Mohsin Baig, the owner/editor of Online News Agency, is a self-avowed Establishment-influential. He also admits to being a fund raiser for, and confidante of, Imran Khan, having been on the notorious container with him in 2014-15. There are pictures of them together in select gatherings of Imran Khan’s personal friends. So when he started to openly criticise Imran Khan some months ago, a lot of tongues naturally began to wag. Had Khan and the Establishment that drafted him into office drifted so far apart that the time had come for the Establishment to sic its media assets on him? But when Baig started to threaten Imran Khan in public with disclosure of “unholy secrets”, the die was cast.
Imran Khan knows how much damage such revelations can inflict on his crumbling character and politics. Thus Baig was arrested by the FIA on the morning of February 16 from his house in Islamabad, partly to silence him and partly to send a warning to other ex-cronies who might be thinking of spilling the beans. Unfortunately for Khan, however, the manner of Baig’s arrest and the charges that have been slapped on him have redounded to Khan’s disadvantage instead of making him look strong and entrenched.
An FIA team in plainclothes went to arrest Mohsin Baig. He thought they were dacoits/kidnappers, so he pulled out a gun. Shots were fired in the air. He resisted and was roughed up. The police arrived, whisked him away and bunged him into a cell. By the afternoon, an additional sessions judge had been approached to summon the police and explain their conduct: how come an FIR by PTI MNA Murad Saeed for an alleged cyber-crime was lodged against Baig in Lahore at 9 am but by 9.30 am a team in Islamabad was already on the move to get him. The judge took one look at the FIR and declared that the arrest was illegal. The police responded by slapping charges of terrorism and shunting Baig to an anti-terrorist court which remanded him for three days. Questions arose. Why, for example, were charges of terrorism framed against him when he was only alleged to have made an oblique reference to Murad Saeed in a TV show on the basis of what was written in a book authored by Reham Khan, ex-Mrs Imran Khan?

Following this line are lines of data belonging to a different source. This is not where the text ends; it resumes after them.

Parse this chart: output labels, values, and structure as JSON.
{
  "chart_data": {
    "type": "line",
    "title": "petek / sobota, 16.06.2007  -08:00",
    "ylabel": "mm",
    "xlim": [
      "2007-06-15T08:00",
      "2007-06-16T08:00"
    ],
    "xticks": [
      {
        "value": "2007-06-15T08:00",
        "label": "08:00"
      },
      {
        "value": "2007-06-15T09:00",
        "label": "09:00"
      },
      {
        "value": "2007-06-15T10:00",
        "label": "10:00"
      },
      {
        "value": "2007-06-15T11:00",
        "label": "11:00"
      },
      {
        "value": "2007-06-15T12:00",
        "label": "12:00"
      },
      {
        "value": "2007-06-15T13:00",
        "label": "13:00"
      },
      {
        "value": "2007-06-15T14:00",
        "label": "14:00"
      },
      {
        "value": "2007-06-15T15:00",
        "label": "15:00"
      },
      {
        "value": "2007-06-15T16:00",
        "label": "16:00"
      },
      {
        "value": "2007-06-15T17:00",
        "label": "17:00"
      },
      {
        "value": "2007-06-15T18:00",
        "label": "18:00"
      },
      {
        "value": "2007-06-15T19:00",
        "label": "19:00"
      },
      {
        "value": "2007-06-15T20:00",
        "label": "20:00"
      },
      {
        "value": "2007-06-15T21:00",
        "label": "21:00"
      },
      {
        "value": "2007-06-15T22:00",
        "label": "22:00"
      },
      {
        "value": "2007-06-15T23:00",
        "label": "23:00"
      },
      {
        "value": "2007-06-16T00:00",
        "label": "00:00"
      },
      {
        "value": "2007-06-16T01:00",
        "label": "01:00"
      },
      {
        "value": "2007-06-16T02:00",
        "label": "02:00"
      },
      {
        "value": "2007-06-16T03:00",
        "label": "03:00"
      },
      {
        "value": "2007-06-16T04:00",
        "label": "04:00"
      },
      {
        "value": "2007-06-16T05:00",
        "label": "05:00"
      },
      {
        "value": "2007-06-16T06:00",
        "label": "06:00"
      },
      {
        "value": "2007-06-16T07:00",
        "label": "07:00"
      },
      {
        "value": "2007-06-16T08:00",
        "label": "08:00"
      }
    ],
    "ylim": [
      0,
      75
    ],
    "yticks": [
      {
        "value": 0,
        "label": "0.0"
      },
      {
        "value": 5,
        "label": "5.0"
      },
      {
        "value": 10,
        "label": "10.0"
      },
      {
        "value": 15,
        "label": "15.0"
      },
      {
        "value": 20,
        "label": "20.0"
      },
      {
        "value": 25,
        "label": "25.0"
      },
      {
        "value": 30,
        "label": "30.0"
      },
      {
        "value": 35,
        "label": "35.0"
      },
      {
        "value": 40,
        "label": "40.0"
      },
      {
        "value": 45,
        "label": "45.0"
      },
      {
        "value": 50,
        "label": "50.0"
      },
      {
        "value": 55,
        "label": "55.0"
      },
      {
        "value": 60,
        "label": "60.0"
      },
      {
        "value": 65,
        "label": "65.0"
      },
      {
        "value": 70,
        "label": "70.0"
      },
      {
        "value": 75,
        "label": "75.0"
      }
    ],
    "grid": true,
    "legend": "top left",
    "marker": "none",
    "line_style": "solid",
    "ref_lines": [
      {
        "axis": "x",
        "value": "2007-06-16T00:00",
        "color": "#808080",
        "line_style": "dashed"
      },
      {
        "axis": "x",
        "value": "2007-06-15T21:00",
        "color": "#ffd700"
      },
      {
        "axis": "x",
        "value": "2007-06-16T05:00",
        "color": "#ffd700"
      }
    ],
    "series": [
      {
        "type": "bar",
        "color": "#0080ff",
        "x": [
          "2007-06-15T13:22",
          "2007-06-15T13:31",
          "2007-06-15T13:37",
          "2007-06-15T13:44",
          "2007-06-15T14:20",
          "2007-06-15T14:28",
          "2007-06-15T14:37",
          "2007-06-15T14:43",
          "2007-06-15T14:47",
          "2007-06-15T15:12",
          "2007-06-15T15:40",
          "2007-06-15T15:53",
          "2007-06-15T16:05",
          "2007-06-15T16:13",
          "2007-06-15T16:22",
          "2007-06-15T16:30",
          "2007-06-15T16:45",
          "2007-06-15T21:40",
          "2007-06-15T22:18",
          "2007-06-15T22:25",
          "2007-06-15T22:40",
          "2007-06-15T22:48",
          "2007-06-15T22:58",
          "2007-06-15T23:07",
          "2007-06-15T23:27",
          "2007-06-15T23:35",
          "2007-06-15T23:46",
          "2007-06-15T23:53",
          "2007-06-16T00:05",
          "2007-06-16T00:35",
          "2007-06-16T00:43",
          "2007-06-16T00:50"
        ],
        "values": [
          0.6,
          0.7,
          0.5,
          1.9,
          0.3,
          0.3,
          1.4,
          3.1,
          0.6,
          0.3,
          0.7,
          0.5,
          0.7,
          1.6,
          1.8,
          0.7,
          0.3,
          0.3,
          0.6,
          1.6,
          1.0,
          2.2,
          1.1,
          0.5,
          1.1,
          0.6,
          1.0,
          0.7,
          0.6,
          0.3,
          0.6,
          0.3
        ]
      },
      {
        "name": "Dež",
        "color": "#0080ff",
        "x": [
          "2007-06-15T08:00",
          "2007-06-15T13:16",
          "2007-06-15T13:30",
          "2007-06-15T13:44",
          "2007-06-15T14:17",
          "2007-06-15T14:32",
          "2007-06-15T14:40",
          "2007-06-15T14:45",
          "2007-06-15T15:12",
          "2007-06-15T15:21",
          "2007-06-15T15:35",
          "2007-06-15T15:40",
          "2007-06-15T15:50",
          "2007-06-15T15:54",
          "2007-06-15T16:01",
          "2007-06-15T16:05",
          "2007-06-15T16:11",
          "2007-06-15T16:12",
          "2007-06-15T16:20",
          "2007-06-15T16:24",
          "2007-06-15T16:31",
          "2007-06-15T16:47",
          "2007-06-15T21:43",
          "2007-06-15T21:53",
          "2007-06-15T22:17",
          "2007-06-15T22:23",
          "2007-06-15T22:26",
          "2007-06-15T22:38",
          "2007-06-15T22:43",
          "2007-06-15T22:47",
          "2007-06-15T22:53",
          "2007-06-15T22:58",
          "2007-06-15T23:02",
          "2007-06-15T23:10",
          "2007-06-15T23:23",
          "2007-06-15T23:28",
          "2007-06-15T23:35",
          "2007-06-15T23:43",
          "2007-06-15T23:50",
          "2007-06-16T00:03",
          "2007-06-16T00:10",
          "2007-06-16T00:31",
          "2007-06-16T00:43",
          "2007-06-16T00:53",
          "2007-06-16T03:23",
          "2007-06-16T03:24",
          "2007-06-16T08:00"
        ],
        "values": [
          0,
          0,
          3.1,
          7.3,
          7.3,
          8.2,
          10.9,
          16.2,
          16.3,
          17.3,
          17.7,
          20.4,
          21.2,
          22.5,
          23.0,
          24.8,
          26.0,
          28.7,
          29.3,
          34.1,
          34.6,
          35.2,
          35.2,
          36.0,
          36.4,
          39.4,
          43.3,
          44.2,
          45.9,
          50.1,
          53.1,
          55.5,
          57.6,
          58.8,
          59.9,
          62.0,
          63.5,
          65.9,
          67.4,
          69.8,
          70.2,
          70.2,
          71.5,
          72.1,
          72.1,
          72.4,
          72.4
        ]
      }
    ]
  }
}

The popular consensus is that Imran Khan is flailing about desperately in a fit of panic and rage. The Establishment has turned against him. The opposition is cobbling a united front against him. His allies are waiting for a signal from the Establishment to bolt into their arms and kick him out. He is intimidating his critics. Hit lists are being compiled feverishly. Repressive Presidential Ordinances are being drafted. The air is thick with stories of corruption in government, amongst Khan’s cronies and family. The Election Commission of Pakistan and the courts are waking up to flex muscle. Everyone is asking one question: who will strike first and when?
There are three ways to oust Imran Khan. The first is to create an environment in which he is thoroughly discredited and so pressured in one way or another that he chooses to throw in the towel and call it a day himself. But Khan is a stubborn man known to dig in his heels and fight to the bitter end. The second is to get him disqualified by the Election Commission of Pakistan whose damning judgment on the Foreign Funding case is expected in the first half of March. That would put the political merits of the legal route above par with the one taken to oust Nawaz Sharif. The third is to facilitate a successful vote of no confidence against him in parliament. A combination of the first two would be neater than the messy risks involved in the third.
There is a fourth way. If Imran Khan tries to sack the army chief and seize command of the Establishment by way of appointing his own man – as Nawaz Sharif did in 1999 vis a vis General Pervez Musharraf – the Establishment would likely hit back and he would meet the same fate as Nawaz Sharif did. But the country and its politics would be dragged into uncertain territory with unforeseen and unintended consequences
Nonetheless, sooner or later, whichever route is taken, general elections would be held and the PMLN, which enjoys great popularity, would form a government in Islamabad and the country would revert to being a normal democracy.
As matters get rough for Imran Khan in the next few weeks, he may take recourse to illegal and unconstitutional ways to retain his government. For instance he may try to arrest parliamentary members of the opposition so that they cannot muster the required numbers to unseat him. Or he could order the Speaker of the National Assembly, Asad Qaisar, a thoroughly biased and partisan fellow, to thwart the opposition by manipulating the results of any balloting or denying them their constitutional rights and privileges. Or he could exploit constitutional ambiguities and unprecedented interpretations of law to sow confusion and cling to office with the support of his hand-picked President, leaving no option but to drag the Umpire into the fray.
Some people don’t rule out the possibility that Imran Khan could outwit the Establishment and the Opposition to survive until the scheduled elections next year and then go on to rig them and rule autocratically for another term. Such people discount the angry mood and will of the people. Civil-military politicians who have tried to subvert the constitution, steal mandates and install hybrid or authoritarian regimes have always got their comeuppance sooner or later.